MR. MCCORMACK:  Well --

QUESTION:  Or is she being misinterpreted?

MR. MCCORMACK:  Well, first of all, I think you're kind of --

QUESTION:  I'm reading the newspaper.

MR. MCCORMACK:  Right.

QUESTION:  I have it in text, we didn't get the transcript --

MR. MCCORMACK:  Right, and you're extrapolating from their --

QUESTION:  I'm not extrapolating anything.

The State Department may have contacted Israel immediately to disavow what even knowledgeable people (such as Israeli cabinet members and State Department reporters) were drawing from the Times’ manufactured quotation.  The Jerusalem Post story included the following:

[A] senior official in the Prime Minister's Office warned against blowing Rice's words "out of proportion."

The official said that whereas some would automatically want to interpret her words as evidence that the US would now begin pressuring Israel to begin a second stage of disengagement, this was not what she said.

The following Monday (August 22), the State Department released the transcript of the New York Times interview, and we now know that the Times in fact took Rice’s words out of context and spliced together a misleading quote from unrelated remarks and then made the "quote" the centerpiece of its story.  

Finally, on the next morning (August 23), President Bush had this exchange with the members of the press pool:

Q  Mr.
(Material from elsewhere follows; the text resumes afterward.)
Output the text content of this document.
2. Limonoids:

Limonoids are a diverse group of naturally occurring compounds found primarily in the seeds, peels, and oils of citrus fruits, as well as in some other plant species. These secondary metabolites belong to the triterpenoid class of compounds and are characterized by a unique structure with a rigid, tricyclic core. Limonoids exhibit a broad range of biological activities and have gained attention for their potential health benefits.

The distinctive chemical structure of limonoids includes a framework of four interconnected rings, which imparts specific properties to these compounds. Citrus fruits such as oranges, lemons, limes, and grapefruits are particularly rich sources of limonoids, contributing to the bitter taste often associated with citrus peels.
President, Israel has withdrawn from the final settlement.  What does the Palestinian leader Abbas need to do next?  And are there any specific plans for restarting negotiations based on the road map?

THE PRESIDENT: . . . [T]o answer your question, what must take place next is the establishment of a working government in Gaza, a government that responds to the people.  President Abbas has made a commitment to fight off the violence . . . .

You asked about the road map.  Of course you want to get back to the road map.  But I understand that in order for this process to go forward there must be confidence -- confidence that the Palestinian people will have in their own government to perform, confidence with the Israelis that they'll see a peaceful state emerging.  And therefore it's very important for the world to stay focused on Gaza . . .

In other words, Bush made a statement fully consistent with what Rice had repeatedly tried to impress upon the Times:  the “next step” is “the Palestinian Authority is going to have to deal with the infrastructure of terrorism” (to use Rice’s actual words).  Bush’s answer also dovetailed with the statement Israeli Foreign Minister Silvan Shalom made to the Kuwaiti newspaper Al-Rai Al-Aam the day before the Times story:

[Shalom] said Israel was now expecting Palestinian "actions," not excuses. He said Israel was focused on the day after disengagement, and waiting to see whether the PA would rise to the occasion and – when it gains control of Gaza – dismantle the terrorist infrastructure and govern responsibly.

Between August 18 (when the Times story appeared) and August 23 (when the President next spoke with the press) -- there was undoubtedly a discussion between Bush and Rice about how to correct the misimpression the Times had created, and do so in a manner that would leave no doubt about the U.S. position.

Secretaries of State do not write letters to the editor.  The mangled quote was corrected by the Chief of State.

Comments

Awesome work. I don't know how you do it, but I'm glad you do. Kol hakavod!

Hi Rick, I found out about your site via Yael who commented on my site with a link to this post of yours. You've done great research here. I'm still going to hold out on reversing my current opinion on Rice because she still believes in a palestinian contiguous state and I do not. Anyway, I'm looking forward to reading your other work, thanks again.

Yael -- thank you for your generous comment and referral.

Smooth -- I very much appreciate your comment, since your August 18 post, seconded by Lynn-B's post on August 23 -- both posts understandable without the transcript -- seemed to me examples of the deleterious effect of the Times' shabby journalism.

I'm still not entirely sure I like what the Bush administration has been doing in the Middle East, but I will happily acknowledge that Bush (like pretty much every modern President) is making a nice, obvious stand of supporting Israel.